Culture Comes Before Curriculum
For nearly a quarter of a century successive governments have made league tables their principal tool for measuring school performance, and while the league-table mentality has been satirised and denounced as far back as 1854 by Dickens in Hard Times – the tables hold us in thrall, the absence of evidence of their value notwithstanding.
Biographers often note, usually with a mixture of pride and amusement, their subjects’ lack of distinction in their school years. Perhaps it would help parents, teachers and all involved in education, pupils not least, to realise that it is the exception more often than the rule for examination rank orders to match profiles of subsequent achievement. High-functioning adults, secure in their own wellbeing and contributing to the wellbeing of others, will have their roots in a significantly richer and more complex soil than that of their school studies and their mastery of examination technique.
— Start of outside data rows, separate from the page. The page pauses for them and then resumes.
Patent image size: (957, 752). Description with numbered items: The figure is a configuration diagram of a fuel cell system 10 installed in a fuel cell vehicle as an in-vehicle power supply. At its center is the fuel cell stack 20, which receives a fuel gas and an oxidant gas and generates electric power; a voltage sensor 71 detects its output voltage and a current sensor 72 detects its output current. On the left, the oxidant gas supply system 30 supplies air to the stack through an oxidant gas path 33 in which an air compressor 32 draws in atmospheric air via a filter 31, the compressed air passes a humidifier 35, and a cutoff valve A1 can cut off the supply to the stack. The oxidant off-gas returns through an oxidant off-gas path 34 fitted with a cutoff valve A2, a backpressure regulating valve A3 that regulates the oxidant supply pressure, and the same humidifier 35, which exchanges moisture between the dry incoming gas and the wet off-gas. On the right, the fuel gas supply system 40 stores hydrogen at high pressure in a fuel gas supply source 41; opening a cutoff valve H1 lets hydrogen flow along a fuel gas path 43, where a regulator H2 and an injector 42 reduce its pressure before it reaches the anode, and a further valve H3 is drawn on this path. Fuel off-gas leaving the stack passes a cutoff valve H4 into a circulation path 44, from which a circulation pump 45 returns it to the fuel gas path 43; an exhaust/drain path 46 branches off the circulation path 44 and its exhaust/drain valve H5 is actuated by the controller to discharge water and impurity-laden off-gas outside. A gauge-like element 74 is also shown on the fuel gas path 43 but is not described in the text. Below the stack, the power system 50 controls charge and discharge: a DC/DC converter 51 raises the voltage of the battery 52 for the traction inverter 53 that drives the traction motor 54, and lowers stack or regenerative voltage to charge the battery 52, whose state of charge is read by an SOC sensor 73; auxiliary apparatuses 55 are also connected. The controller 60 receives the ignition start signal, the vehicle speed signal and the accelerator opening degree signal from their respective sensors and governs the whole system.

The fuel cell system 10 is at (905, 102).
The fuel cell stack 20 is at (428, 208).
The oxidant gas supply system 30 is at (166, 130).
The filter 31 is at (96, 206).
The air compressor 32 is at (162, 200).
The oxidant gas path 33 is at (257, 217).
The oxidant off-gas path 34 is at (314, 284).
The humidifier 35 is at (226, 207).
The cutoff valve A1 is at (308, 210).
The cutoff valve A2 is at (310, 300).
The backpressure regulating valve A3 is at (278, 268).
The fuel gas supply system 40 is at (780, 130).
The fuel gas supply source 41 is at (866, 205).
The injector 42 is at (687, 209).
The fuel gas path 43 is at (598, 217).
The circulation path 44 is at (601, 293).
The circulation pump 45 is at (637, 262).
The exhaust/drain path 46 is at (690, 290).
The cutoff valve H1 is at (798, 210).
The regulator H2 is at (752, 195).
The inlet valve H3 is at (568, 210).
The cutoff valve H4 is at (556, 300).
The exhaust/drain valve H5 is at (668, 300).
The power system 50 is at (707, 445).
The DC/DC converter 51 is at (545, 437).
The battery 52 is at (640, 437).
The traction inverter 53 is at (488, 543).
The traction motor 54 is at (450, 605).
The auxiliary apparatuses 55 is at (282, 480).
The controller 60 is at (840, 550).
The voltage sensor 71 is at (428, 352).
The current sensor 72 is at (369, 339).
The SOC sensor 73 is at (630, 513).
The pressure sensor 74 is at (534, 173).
Central to personal development is surely being loved and respected and learning how to give love and respect in return. Love and respect need to underpin the culture of school as much as the culture of home. Young people who know themselves to be loved and respected and to have a sense of purpose – a purpose in which they believe and which is affirmed by others – will then have the energy, motivation and confidence to explore and discover the world – the physical world and world of the mind, emotions and imagination.
A happy and purposeful learning environment, a can-do culture and a setting in which learning is exciting and can be undertaken in the fair expectation of success – these are the distinguishing features of a flourishing school life in which wellbeing is genuinely ‘of paramount importance’ and from which will emerge young people of stature and potential who are equipped to take their place in the world, able not just to manage their own lives but to support and guide others too.
George Eliot in the final paragraph of Middlemarch gives us the model and inspiration of her heroine, Dorothea Brooke, a woman made wise by age and experience, and making her mark not by the glamour and drama of her youthful ideals but by the ‘incalculably diffusive’ effect on those around her of the ‘unhistoric acts’ that leave things ‘not so ill with you and me as they might have been’ and that nourish ‘the growing good of the world’.
Contributing to ‘the growing good of the world’? Not a bad vision to which to aspire.